Again the figures are well known. The top three people own more than the bottom 600-million. The richest fifth in the world earns more than 85% of world income. The pattern is worst in the United States, where 1% owned more than the bottom 95% in 2000 - up from 90% a year earlier. Where the US leads the rest of the world follows, because that is the economic system it sets for the world. Thus the astonishing upward gush of resources - from poor to rich - is depleting the middle classes. In the US middle-class households have lost net worth since 1970. Average weekly wages and salaries were 12% lower in 1998 than in 1973, while labour productivity rose 33%. Between 1990 and 2000 the CEO's pay rose by 570%. It is now 600 times that of the average worker.

The increase in productivity - and more - goes to the top. This systemic concentration of wealth cannot be corrected without systemic change. It cannot be tackled by expanding growth. The more productivity rises, the more the rich take away. It will never trickle down - not because the rich are mean, but because they spend only a little of their wealth.

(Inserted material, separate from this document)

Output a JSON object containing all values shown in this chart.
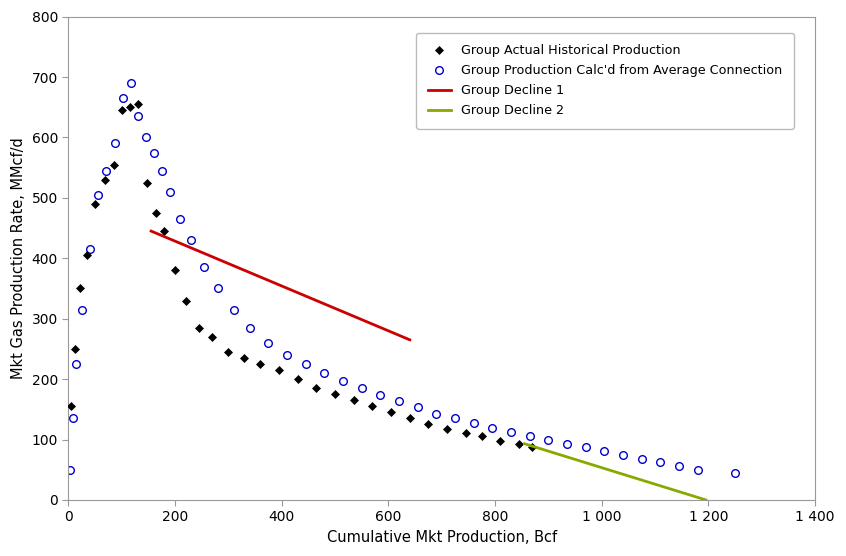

In the past the rich spent or invested most of their money, employing other people. Today a large proportion is effectively hoarded. More than 95% of the world's savings - much of it deriving from top incomes - is "grown" by speculative trading through the financial sector, not invested in productive enterprise.

There are now effectively only two classes - one with capital; the other without. Senator John Edwards, a Democrat presidential hopeful, says: "There are two Americas. One that does the work and one that reaps the rewards ... middle-class America, whose needs Washington has long forgotten; and another America - narrow-interest America - whose every wish is Washington's command:"

Capital owners can demand and get historically high proportions of the product of all countries - because
they are allowed to move their capital from country to country. Rates of return of between 30% and 40% are not unusual. Only 30 years ago, 10% was considered very good.
As "unearned income"; it attracted more tax than worked-for income. Today it may be untaxed, because capital owners - having the power to move - profoundly influence government policy. Low taxes on capital are only one example - "flexible" labour laws and privatisation are others. The middle classes must save and ensure for health and education because capital owners frown on government expenditure on any but the most rudimentary education and health care. All this is unfair to people without capital. Even worse is the danger posed to economic and social systems globally.

Daily fear of starvation is the fate of poor people everywhere. But everywhere, also, middle-class people are getting into terrifying debt; having homes repossessed; falling behind on medical insurance and pension payments, and leading a life of insecurity, stress and conflict.

Divorce, family violence, mental illness, drug abuse and delinquency follow. So does a disrespect for law and profound cynicism about politics.

The middle class is traditionally considered society's stable back-bone. It holds traditional ethics about decency and good behaviour. It is generally well-educated and values education.

It is about moderation, stability and abiding by the law. And it is often charitable. It can be mocked for this --- but it is lost at our peril.